Considering all of the evidence at trial in the strongest light for the prosecution, there was substantial evidence that Ackerman was a "household member" pursuant to
HRS § 709-906(1). Officer Mangus testified that Ackerman "stated she had been living at the residence of William Nami." Nami testified that he had been dating Ackerman for about three months and when asked whether he had been living with Ackerman for three or four days, Nami responded: "Something like that. I may be off a day or so, but it was brief. It was short." When asked a second time whether Ackerman had been living with him for three or four days, Nami responded "Yes." During cross-examination, when asked again whether Ackerman had been living at the house, Nami responded that "[s]he was in and out, yeah, for three days." When asked yet again whether Ackerman had been living there, Nami responded, "Well, I don't know, whatever you want to call it. She was there. She was in and out. She would come as she pleased." Nami testified that Ackerman was not getting her mail at the house, and that "[s]he was staying with girlfriends. She actually did have a residence at that time. She was shacking up with another chick." Nami testified that Ackerman had "brought a bag of clothes there in a box. But most of her stuff was at this other girl's house." Nami testified that he and Ackerman had "woke up [the morning of the incident] together[.]" There is no expressed minimum time requirement for determining whether persons are "jointly residing or formerly residing in the same dwelling unit." HRS § 709-906(1).

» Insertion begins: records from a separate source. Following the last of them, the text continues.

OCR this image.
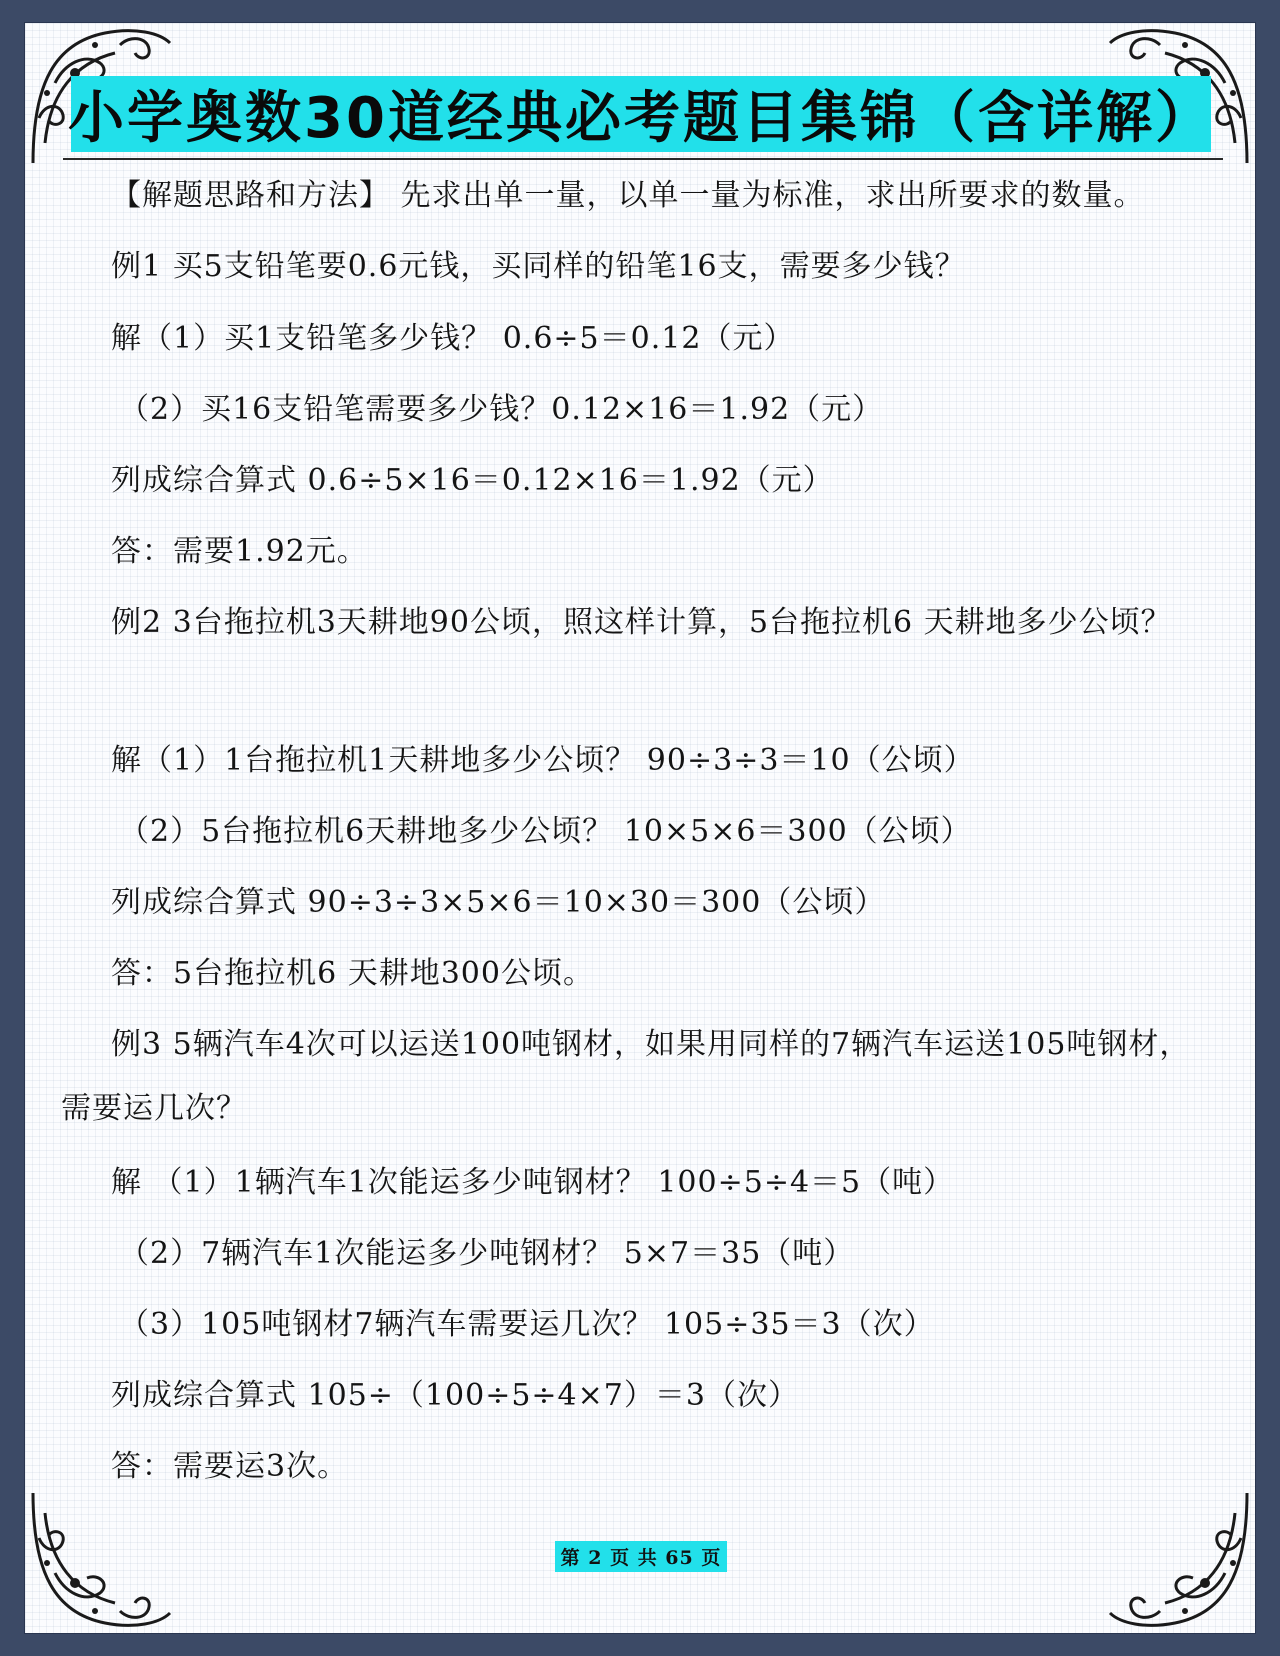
小学奥数30道经典必考题目集锦（含详解）
【解题思路和方法】 先求出单一量，以单一量为标准，求出所要求的数量。
例1 买5支铅笔要0.6元钱，买同样的铅笔16支，需要多少钱？
解（1）买1支铅笔多少钱？ 0.6÷5＝0.12（元）
（2）买16支铅笔需要多少钱？0.12×16＝1.92（元）
列成综合算式 0.6÷5×16＝0.12×16＝1.92（元）
答：需要1.92元。
例2 3台拖拉机3天耕地90公顷，照这样计算，5台拖拉机6 天耕地多少公顷？
解（1）1台拖拉机1天耕地多少公顷？ 90÷3÷3＝10（公顷）
（2）5台拖拉机6天耕地多少公顷？ 10×5×6＝300（公顷）
列成综合算式 90÷3÷3×5×6＝10×30＝300（公顷）
答：5台拖拉机6 天耕地300公顷。
例3 5辆汽车4次可以运送100吨钢材，如果用同样的7辆汽车运送105吨钢材，需要运几次？
解 （1）1辆汽车1次能运多少吨钢材？ 100÷5÷4＝5（吨）
（2）7辆汽车1次能运多少吨钢材？ 5×7＝35（吨）
（3）105吨钢材7辆汽车需要运几次？ 105÷35＝3（次）
列成综合算式 105÷（100÷5÷4×7）＝3（次）
答：需要运3次。
第 2 页 共 65 页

In addition, evidence that Ackerman may have also been living elsewhere does not preclude a court from finding that Ackerman was a "household member." In State v. Archuletta, 85 Hawaii 512, 946 P.2d 620 (App. 1997), this court stated, in relevant part:
HRS § 709-906(1) requires that the defendant and the victim had, at the time of the offense, past or present, joint residence in the same dwelling unit. "Residence implies something more than mere physical presence and something less than domicile." Black's Law Dictionary 1309 (6th ed. 1990) (citing Petition of Castrinakis, 179 F.Supp. 444, 445 (D.C. Md.)). "'Residence' is not synonymous with 'domicile,' though the two terms are closely related; a person may have only one legal domicile at one time, but he may have more that one residence." Black's Law Dictionary 1309 (6th ed. 1990) (citing Fielding v. Casualty Reciprocal Exchange, 331 So.2d 186, 188 (La. App.)).
The substantial evidence in the record that, at the time of the abuse, Archuletta had two residences is not a defense. The substantial evidence that one of Archuletta's two residences was Rosewell's dwelling unit at Lehua and Palm is sufficient to support the implicit finding that, at the time of the abuse, Archuletta and Rosewell were "persons jointly residing or formerly residing in the same dwelling unit."
Id. at 514, 946 P.2d at 622 (emphasis added).
Given all of the evidence in this case, we conclude there is substantial evidence that Ackerman was a household member with Nami, thus supporting the family court's conviction of Ackerman under HRS § 709-906(1).
IT IS HEREBY ORDERED THAT the family court's October 28, 2008 judgment is affirmed.